Stocks Fluctuate Following Mixed US-China Trade Optimism – Europe Market Wrap
US stock futures fluctuated after back-to-back gains on Wall Street as investors scaled back their expectations of quick progress in the US-China trade dispute.
S&P 500 contracts were steady after sliding earlier as China maintained a defiant stance over tariffs imposed by the Trump administration. Stocks in Europe pared a decline. The dollar weakened as unpredictable White House policy moves boosted demand for the Swiss franc, the yen and gold as relative havens. Treasuries advanced.
On the earnings front, International Business Machines shares slumped 8% in US premarket trading after its results fell short of high market expectations. European traders were tackling a deluge of earnings, with Unilever Pic rising after its sales beat estimates.

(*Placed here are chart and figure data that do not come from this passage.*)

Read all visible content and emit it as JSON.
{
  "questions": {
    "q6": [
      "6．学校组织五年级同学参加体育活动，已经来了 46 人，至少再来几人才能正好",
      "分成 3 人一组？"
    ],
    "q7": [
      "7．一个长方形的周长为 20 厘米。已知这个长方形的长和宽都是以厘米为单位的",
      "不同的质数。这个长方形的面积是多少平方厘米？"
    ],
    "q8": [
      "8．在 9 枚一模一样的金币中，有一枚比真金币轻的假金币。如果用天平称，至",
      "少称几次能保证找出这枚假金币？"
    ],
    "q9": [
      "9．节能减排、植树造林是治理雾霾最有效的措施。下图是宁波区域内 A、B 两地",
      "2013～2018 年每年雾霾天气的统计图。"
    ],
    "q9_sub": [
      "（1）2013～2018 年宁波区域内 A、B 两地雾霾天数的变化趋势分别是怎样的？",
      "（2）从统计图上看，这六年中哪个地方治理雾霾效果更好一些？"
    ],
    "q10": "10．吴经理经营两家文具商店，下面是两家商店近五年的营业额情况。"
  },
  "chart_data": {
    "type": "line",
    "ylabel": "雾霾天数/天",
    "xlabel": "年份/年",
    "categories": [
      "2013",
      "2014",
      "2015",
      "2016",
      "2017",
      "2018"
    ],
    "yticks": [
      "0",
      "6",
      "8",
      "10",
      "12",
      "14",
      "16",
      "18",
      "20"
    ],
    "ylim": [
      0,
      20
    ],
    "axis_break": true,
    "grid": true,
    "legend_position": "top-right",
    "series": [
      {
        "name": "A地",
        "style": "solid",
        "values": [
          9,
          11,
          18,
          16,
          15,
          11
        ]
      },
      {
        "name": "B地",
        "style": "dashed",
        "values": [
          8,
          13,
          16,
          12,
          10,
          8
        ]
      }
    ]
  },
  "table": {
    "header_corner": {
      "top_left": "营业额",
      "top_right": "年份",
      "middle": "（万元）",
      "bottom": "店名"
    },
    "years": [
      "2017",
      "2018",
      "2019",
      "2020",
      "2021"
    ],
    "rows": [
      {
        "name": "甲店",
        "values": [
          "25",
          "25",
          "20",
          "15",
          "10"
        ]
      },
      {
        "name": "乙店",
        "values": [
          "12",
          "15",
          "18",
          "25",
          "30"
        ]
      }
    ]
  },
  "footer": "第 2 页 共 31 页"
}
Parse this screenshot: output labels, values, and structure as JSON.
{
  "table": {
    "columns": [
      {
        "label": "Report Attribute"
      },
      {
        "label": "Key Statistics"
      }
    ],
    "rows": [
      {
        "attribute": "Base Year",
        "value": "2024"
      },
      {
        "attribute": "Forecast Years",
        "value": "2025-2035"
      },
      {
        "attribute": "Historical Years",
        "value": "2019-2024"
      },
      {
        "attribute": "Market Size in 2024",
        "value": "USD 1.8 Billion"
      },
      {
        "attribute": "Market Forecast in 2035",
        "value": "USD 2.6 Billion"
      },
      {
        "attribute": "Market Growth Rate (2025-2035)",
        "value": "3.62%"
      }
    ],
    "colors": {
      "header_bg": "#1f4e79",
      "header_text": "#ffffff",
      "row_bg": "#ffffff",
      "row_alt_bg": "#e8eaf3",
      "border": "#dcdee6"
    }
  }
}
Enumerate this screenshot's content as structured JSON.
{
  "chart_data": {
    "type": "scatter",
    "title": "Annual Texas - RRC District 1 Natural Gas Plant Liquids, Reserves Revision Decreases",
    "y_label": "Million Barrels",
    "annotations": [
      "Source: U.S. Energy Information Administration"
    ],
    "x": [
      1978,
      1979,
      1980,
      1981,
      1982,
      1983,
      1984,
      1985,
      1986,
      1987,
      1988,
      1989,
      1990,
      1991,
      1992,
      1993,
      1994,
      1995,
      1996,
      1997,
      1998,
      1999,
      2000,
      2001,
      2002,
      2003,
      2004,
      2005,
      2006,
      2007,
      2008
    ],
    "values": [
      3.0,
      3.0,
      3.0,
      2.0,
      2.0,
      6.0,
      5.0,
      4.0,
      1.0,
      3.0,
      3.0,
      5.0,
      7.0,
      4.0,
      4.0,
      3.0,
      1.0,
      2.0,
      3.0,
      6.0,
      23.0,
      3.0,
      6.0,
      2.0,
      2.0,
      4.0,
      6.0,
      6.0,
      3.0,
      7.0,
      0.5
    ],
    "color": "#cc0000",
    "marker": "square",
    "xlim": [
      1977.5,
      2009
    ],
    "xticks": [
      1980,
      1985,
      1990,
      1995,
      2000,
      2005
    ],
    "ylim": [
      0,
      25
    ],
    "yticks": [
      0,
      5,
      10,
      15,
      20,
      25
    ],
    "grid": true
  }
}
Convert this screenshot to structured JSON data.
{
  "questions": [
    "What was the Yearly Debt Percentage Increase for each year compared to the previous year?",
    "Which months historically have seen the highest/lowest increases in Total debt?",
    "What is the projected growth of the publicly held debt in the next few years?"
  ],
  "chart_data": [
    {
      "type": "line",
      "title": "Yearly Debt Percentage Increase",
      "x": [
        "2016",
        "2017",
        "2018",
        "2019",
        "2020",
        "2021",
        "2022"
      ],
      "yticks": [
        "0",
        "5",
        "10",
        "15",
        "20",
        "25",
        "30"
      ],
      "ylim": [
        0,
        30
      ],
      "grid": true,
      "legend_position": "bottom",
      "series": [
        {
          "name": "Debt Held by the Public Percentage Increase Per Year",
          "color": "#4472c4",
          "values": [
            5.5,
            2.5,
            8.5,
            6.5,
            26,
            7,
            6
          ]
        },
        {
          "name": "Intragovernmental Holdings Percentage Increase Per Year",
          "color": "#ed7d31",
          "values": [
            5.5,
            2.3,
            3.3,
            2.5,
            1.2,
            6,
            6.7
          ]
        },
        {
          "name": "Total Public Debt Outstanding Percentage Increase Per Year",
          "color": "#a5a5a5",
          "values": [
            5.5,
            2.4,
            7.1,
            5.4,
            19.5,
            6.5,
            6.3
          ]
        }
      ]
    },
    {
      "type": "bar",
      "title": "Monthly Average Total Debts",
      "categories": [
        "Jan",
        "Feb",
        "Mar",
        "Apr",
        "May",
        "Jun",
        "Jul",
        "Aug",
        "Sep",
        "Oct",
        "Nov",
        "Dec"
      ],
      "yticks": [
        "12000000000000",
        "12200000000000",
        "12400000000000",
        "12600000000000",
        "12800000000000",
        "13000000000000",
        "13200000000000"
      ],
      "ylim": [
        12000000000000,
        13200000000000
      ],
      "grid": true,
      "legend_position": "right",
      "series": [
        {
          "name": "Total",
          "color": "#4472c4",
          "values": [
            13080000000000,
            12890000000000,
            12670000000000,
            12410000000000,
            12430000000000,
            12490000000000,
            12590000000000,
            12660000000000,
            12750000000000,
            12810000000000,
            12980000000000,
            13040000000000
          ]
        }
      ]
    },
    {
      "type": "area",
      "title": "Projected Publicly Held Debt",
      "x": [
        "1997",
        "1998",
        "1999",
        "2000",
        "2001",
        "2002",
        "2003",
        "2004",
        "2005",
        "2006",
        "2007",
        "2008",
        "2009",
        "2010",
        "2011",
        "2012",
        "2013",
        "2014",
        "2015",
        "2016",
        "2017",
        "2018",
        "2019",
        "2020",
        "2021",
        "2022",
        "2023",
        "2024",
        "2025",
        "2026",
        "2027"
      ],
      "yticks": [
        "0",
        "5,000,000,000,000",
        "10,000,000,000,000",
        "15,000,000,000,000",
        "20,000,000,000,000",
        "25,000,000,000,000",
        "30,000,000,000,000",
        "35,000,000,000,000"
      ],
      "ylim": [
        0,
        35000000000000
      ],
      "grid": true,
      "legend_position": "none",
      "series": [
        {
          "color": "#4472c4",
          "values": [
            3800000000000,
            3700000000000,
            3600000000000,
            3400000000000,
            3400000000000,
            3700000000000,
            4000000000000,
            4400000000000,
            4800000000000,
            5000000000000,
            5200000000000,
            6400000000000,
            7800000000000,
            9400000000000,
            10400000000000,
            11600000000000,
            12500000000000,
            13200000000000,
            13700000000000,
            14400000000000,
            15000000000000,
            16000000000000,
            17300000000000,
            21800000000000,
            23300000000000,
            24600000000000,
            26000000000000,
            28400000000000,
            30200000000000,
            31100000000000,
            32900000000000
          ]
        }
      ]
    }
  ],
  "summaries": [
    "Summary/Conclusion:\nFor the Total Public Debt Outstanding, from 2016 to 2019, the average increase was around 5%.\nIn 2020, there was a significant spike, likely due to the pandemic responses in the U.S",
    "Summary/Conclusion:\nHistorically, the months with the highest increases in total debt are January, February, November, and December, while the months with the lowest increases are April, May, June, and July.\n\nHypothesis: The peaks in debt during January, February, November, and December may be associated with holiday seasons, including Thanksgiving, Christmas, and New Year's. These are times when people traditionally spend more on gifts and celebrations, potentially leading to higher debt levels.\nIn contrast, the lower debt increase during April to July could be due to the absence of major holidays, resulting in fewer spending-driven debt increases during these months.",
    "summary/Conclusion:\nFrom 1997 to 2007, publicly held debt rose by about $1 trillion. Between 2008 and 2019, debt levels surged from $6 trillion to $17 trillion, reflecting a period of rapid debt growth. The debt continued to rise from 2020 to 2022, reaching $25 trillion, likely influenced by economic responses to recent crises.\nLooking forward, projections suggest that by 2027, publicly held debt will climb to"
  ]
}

BNP Paribas slid as its profit declined.
Stocks are struggling to extend Wednesday’s global rally, which was spurred by signs President Donald Trump is rethinking the most aggressive elements of his stances on trade and the Federal Reserve. The market moves underscore how investors are grappling to keep up with pronouncements from officials in the administration and frequent back-and-forth by Trump on his tariffs.
Meanwhile, Deutsche Bank strategists slashed their year-end S&P 500 target by 12%, citing the blow to US companies from tariffs. While the new target of 6,150 points leaves 14% upside from Wednesday’s close, it means the index will only recover losses sustained since its February peak. Up until this change, the Deutsche Bank team had one of the most bullish views for the benchmark.
Trump signaled Wednesday that the US is going to have a fair deal with China, adding that the country may receive a new tariff rate in the next two to three weeks. Bessent tempered some of the optimism over that development, as he said the US was not looking to unilaterally lower tariffs and that a full trade deal could take two to three years.